By mile 7 in a 10 mile race in which you’ve run most of it with another person it’s not right to make that decision alone. “Margaret, do you want to tie?” I asked her, only half joking. She thought about it. “No. I say we push each other and work for it.” Gulp. “Ok,” I agreed.
“WOOOOOOOO! GO MARGARET!” I heard. “Oh! Those are my BGR friends!” Margaret informed me. Seven and a half miles in and she starts dancing as we pass them. I’m screwed, I chuckled to myself.
And all this time we were racing stride for stride. We came to a hill. She pushed and then I matched and we got back into a groove for a while until about 8.5 when I admit I started to have the urge to throw it to her. Oh, just let her win. This is starting to hurt and you don’t really care that much, remember? But I didn’t.
Mile 9 and something clicked. It occurred to me that, with my historic inability to out-sprint anyone at the end of a race (big leg muscles can be deceiving!) my best chance of coming out ahead was to get a gap … RIGHT NOW! GO! I started to push, but there were so many turns. Every time I’d start to gain momentum I’d encounter a tight turn, sometimes with accompanying sand from the beach. I got ahead, but once off the turns Margaret was back with me and we were really working now. We were both breathing harder. About 600 to go and I think I told her to go ahead, but then she started to and I went too.
And then we came around the final turn and I started to sprint.
I moved ahead. I was going to do it.
I was pushing with everything I had. I disregarded the feelings of nausea. I embraced the inevitable chute puke. I was so close. Just feet from the finish.
And then I heard someone scream. “GO MARGARET! PAAAAAASSSSS HER!”
And she did.
Margaret came in third with 1:07:52 and I was fourth in 1:07:55. But to explain how close it actually was, there were three timing mats at the finish. Margaret pushed through to the third mat, but after I crossed the first I started walking and it seems like I didn’t register a finish time until the second or third mat. Oopsy! I suspect if I’d pushed all the way through I would have clocked just one second behind her, as she passed me right before we entered the chute. We pushed each other hard to the very end!

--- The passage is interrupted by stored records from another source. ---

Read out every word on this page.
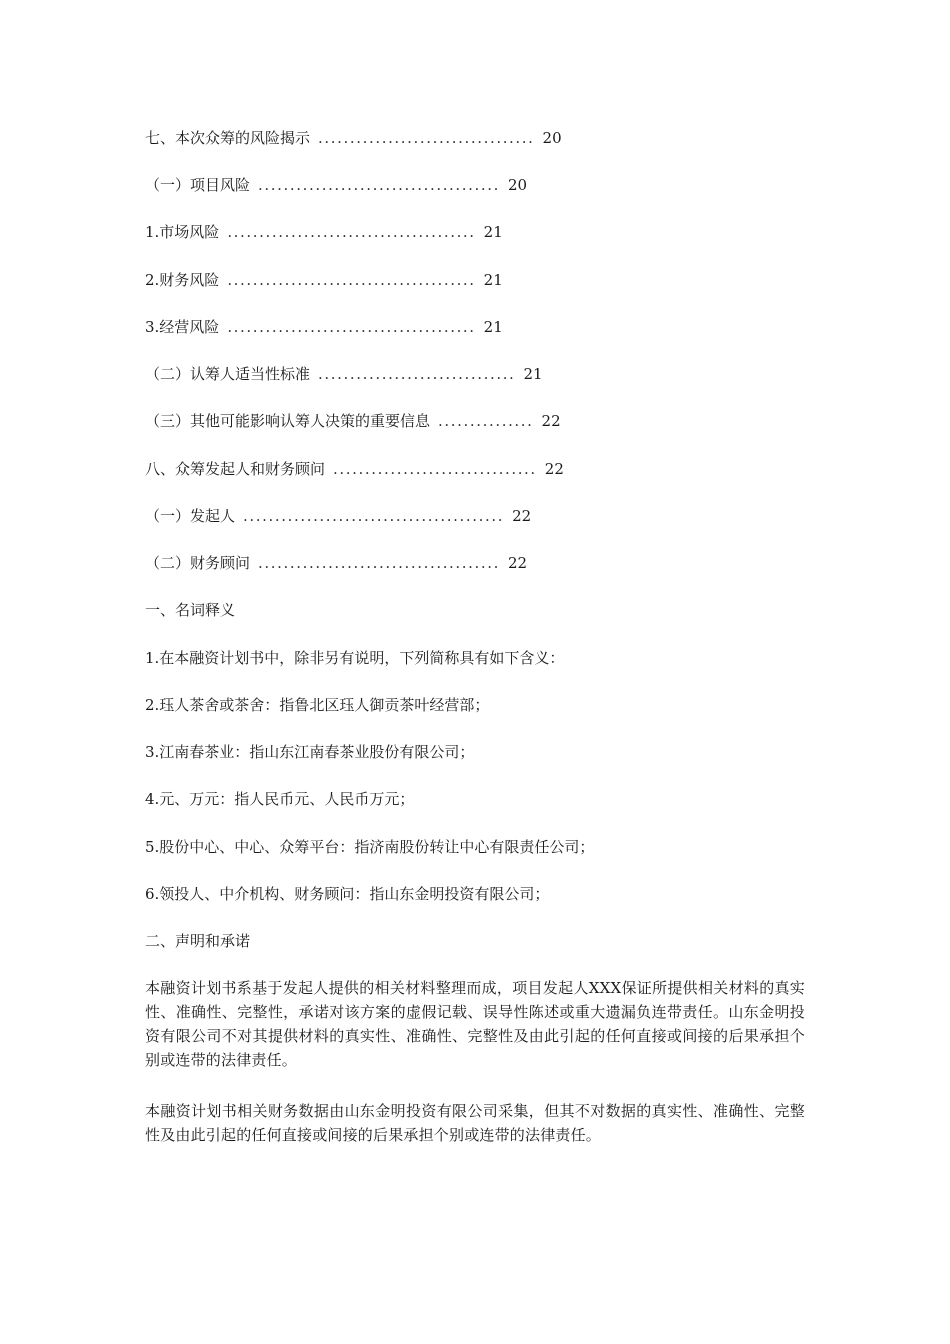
七、本次众筹的风险揭示 .................................. 20
（一）项目风险 ...................................... 20
1.市场风险 ....................................... 21
2.财务风险 ....................................... 21
3.经营风险 ....................................... 21
（二）认筹人适当性标准 ............................... 21
（三）其他可能影响认筹人决策的重要信息 ............... 22
八、众筹发起人和财务顾问 ................................ 22
（一）发起人 ......................................... 22
（二）财务顾问 ...................................... 22
一、名词释义
1.在本融资计划书中，除非另有说明，下列简称具有如下含义：
2.珏人茶舍或茶舍：指鲁北区珏人御贡茶叶经营部；
3.江南春茶业：指山东江南春茶业股份有限公司；
4.元、万元：指人民币元、人民币万元；
5.股份中心、中心、众筹平台：指济南股份转让中心有限责任公司；
6.领投人、中介机构、财务顾问：指山东金明投资有限公司；
二、声明和承诺
本融资计划书系基于发起人提供的相关材料整理而成，项目发起人XXX保证所提供相关材料的真实性、准确性、完整性，承诺对该方案的虚假记载、误导性陈述或重大遗漏负连带责任。山东金明投资有限公司不对其提供材料的真实性、准确性、完整性及由此引起的任何直接或间接的后果承担个别或连带的法律责任。
本融资计划书相关财务数据由山东金明投资有限公司采集，但其不对数据的真实性、准确性、完整性及由此引起的任何直接或间接的后果承担个别或连带的法律责任。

After I stopped moving I almost puked, but didn’t. It’s been a long time since I felt a chute puke coming on! In some ways it would have been easier on the ego to have let her take third. It stings to give it everything you have and come up short no matter how much fun it was or how happy you are for the one who beats you–and I am, because she earned it! But that’s not what Margaret wanted and I wouldn’t have been satisfied with that anyway. She was right to make me race – it was so much better! We both broke 1:08 which we surely would not have done if we decided to tie or if I gave up third place. We competed. We strove for our best side by side and by fighting for it we helped each other perform better than we would have alone. Isn’t that the point?
Have you ever risen to or backed down from a competitor’s challenge?